自然数論の命題では、ある数が計算できて、その数が何かに等しいとか、そのような命題は直接表現できるものの、数列の前後の関係がある導出規則に従っているということを記述するような言語はない。それはメタ的な表現をする日本語の中にあるもので、上の数列のままでは、メタ的な表現は日本語に頼らなければならない。メタ的な表現までも自然数論の中に埋め込むにはどうしたらいいだろうか。

ゲーデル数を個々の記号に当てはめただけではメタ的な言説の意味をそこに読み取ることが出来ない。記号列の系列である数式の列にもゲーデル数が対応するような工夫をしなければならない。数列を、複数の数字として記述するのではなく、数列も一つの数字に対応するという写像が必要になる。それが素数のべきによって表現するというものになるのだろう。2から始めて素数を小さい方から順に7つ並べると

    2,3,5,7,11,13,17

になる。^という記号でべきを表して、上のMIUシステムの文字列に与えたゲーデル数を、この素数のべきとして用いて次の計算を考える。

  2^31×3^311×5^31111×7^301×11^3010×13^3010010×17^30110

この数は、実際に計算することはたいへんだが、理論的には計算可能だし上の形のように素因数分解することも出来る。そして、素因数分解は一意性があるので、この数は上の数列に対応した唯一の数であるということも判る。つまり、この数を使えば、数列ではなく一つの数で上の証明式のMIUシステムの文字列に対応した数列を表現することが出来る。ある数の解釈として、それが証明図式になっているかどうかが決定できそうだ。

ある文字列の系列としてQが与えられたとき、つまりQというのは次のように文字列として

  q1
  q2
  q3
  ……
  qn

というMIUシステムの文字列が並んだものと考える。このQのゲーデル数をg(Q)とすると、この文字列の系列がMIUシステムでの正しい証明になっているというのは、g(Q)が算術の計算として上のような規則に従っているかどうかで決定される。それはまず

  • 1 g(Q)を素因数分解する。
  • 2 素因数分解の結果が、小さい素数から順に並んだ形になっている。
  • 3 素数のべきがすべて3,1、0の数字からなっている。
  • 4 小さい素数のべきから一つ大きい素数のべきにいたる計算が、計算規則を満たしている。

ということが確認されると、最後のqnという文字列が定理であるという判断が決定できる。これらは、すべて有限の手順で決定できるものだと思われる。なぜなら最初のゲーデル数が有限の大きさを持った具体的な数だからだ。

実際に与えられた数値が有限であっても、現実的には計算できないことがあるかもしれないが、理論的には可能だ。素因数分解は、その数よりも小さい数で順番に割っていって決定するが、それは有限の手順で終了する。

素数のべきに当たる数字が、MIUシステムの導出規則に従っているかどうかという問題は、その数が有限の大きさのものであれば、10のべきの大きさによって、つまり対象の数を10倍、100倍、1000倍などの場合に分けて導出規則を試してみることで、それに正しく従っているかが決定できるだろう。有限の大きさの数であれば場合分けは有限の個数になり、これも決定可能だと思われる。

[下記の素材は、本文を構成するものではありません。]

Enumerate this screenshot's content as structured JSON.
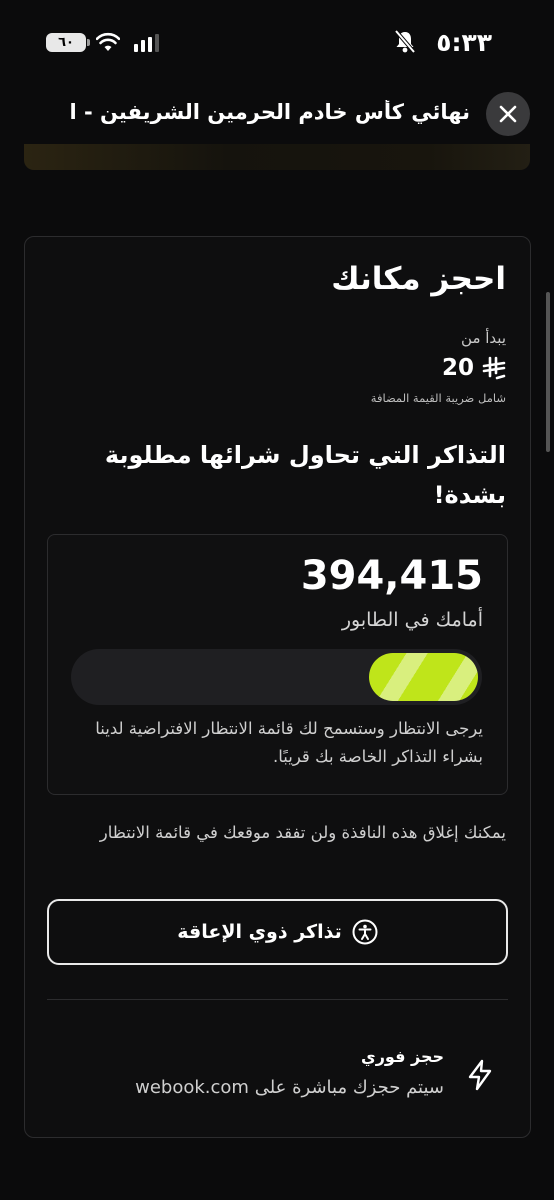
{
  "status_bar": {
    "time": "٥:٣٣",
    "battery": "٦٠"
  },
  "header": {
    "title": "نهائي كأس خادم الحرمين الشريفين - ال..."
  },
  "booking": {
    "title": "احجز مكانك",
    "starts_from": "يبدأ من",
    "price": "20",
    "vat_note": "شامل ضريبة القيمة المضافة",
    "demand_text": "التذاكر التي تحاول شرائها مطلوبة بشدة!"
  },
  "queue": {
    "position": "394,415",
    "label": "أمامك في الطابور",
    "progress_fraction": 0.27,
    "note": "يرجى الانتظار وستسمح لك قائمة الانتظار الافتراضية لدينا بشراء التذاكر الخاصة بك قريبًا."
  },
  "close_note": "يمكنك إغلاق هذه النافذة ولن تفقد موقعك في قائمة الانتظار",
  "accessibility_button": {
    "label": "تذاكر ذوي الإعاقة",
    "icon": "accessibility-icon"
  },
  "instant_booking": {
    "title": "حجز فوري",
    "subtitle": "سيتم حجزك مباشرة على webook.com",
    "icon": "lightning-icon"
  },
  "colors": {
    "accent": "#bfe51a",
    "background": "#0b0b0c"
  }
}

ある文字列の系列Qが与えられたとき、そのゲーデル数g(Q)を考えることで、Qが証明の列であるかどうかが決定できる。そうすると、その証明の列の最後の文字列qnが定理であるかどうかも決定できる。そうするとあるゲーデル数の最後のべきの指数に当たる文字列が導出規則に従った定理になっているかどうかということは、決定可能なものになる。式の系列の最後に当たるMIUシステムの文字列をqとしておくと、g(Q)からg(q)を求めて、それが導出規則に従っていれば1を返し、そうでないときは0を返すような関数を考えることが出来る。

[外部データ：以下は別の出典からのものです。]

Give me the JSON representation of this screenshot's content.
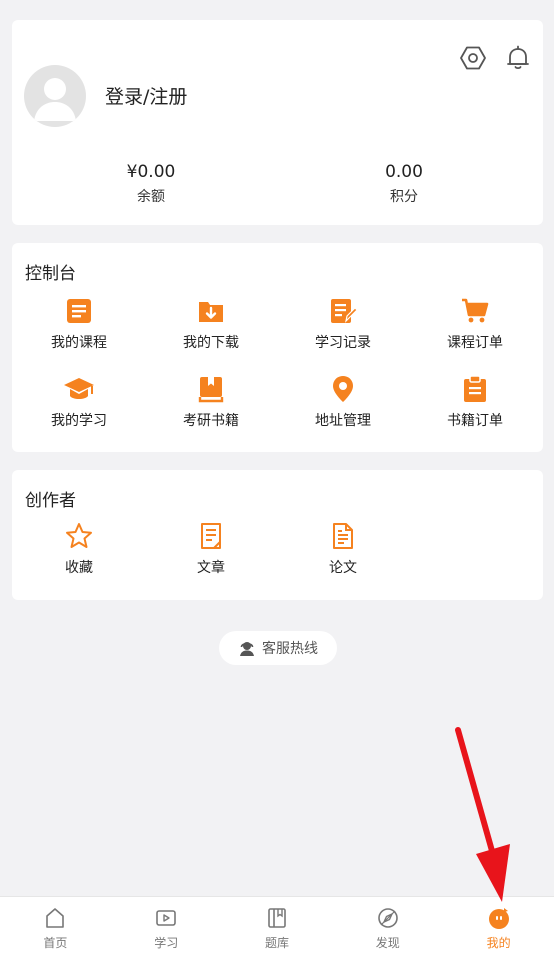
{
  "theme": {
    "accent": "#f5821f",
    "annotation": "#e8141b"
  },
  "header": {
    "login_label": "登录/注册",
    "icons": [
      "settings-icon",
      "bell-icon"
    ]
  },
  "stats": {
    "balance_value": "¥0.00",
    "balance_label": "余额",
    "points_value": "0.00",
    "points_label": "积分"
  },
  "console": {
    "title": "控制台",
    "items": [
      {
        "label": "我的课程",
        "icon": "course-icon"
      },
      {
        "label": "我的下载",
        "icon": "download-icon"
      },
      {
        "label": "学习记录",
        "icon": "study-record-icon"
      },
      {
        "label": "课程订单",
        "icon": "cart-icon"
      },
      {
        "label": "我的学习",
        "icon": "graduation-cap-icon"
      },
      {
        "label": "考研书籍",
        "icon": "book-icon"
      },
      {
        "label": "地址管理",
        "icon": "location-pin-icon"
      },
      {
        "label": "书籍订单",
        "icon": "clipboard-icon"
      }
    ]
  },
  "creator": {
    "title": "创作者",
    "items": [
      {
        "label": "收藏",
        "icon": "star-icon"
      },
      {
        "label": "文章",
        "icon": "article-icon"
      },
      {
        "label": "论文",
        "icon": "paper-icon"
      }
    ]
  },
  "hotline": {
    "label": "客服热线",
    "icon": "headset-icon"
  },
  "bottom_nav": {
    "items": [
      {
        "label": "首页",
        "icon": "home-icon"
      },
      {
        "label": "学习",
        "icon": "video-icon"
      },
      {
        "label": "题库",
        "icon": "question-bank-icon"
      },
      {
        "label": "发现",
        "icon": "discover-icon"
      },
      {
        "label": "我的",
        "icon": "profile-icon",
        "active": true
      }
    ]
  }
}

  • Dem(g(Q),g(q))=1…式の系列Qがqの証明になっている
  • Dem(g(Q),g(q))=0…式の系列Qがqの証明になっていない


この関数そのものはどのように記述されるかは具体的に示すことが出来ないが、決定可能であるということから算術の関数として定義できると思われる。素因数分解は理論的には一意に決定できるように行える。その最後のべきを指定することも算術式として存在記号を使うことで何とかなるだろう。導出規則に従っているかどうかも、存在記号の助けを借りて記述可能になるものと思われる。上の関数は、形式システムの中で記述できるものだと思われる。上の関数が1に等しければ、ここからqが定理であることの意味を読み取ることが出来、qが証明可能であるというメタ的な言説を得ることが出来る。

この証明可能性を

   Pr(q)

などというような式だと考えれば、証明可能性ということが自然数論の中に埋め込まれたと考えることが出来るだろう。ただ、この記号表現には一つ難しい問題がある。Qという式系列が具体的に与えられていれば、それは有限の範囲で決定可能になるのだが、Qが具体的に与えられていないときに、Qを探すことを含めてqの証明可能性を考えると、それが無限のループになって決定できないかもしれないという心配が出てくる。具体的なQがあればいいのだが、それが見つからないときは、いくら探しても見つからないのだというのを有限の範囲で決定できるかどうか。この証明可能性があらゆる式qに対して決定可能であれば、その形式システムは完全だと言えるのではないだろうか。そしてまた、決定できないqが存在すればその形式システムは不完全だと言われるだろう。次は、このことを考察してみようと思う。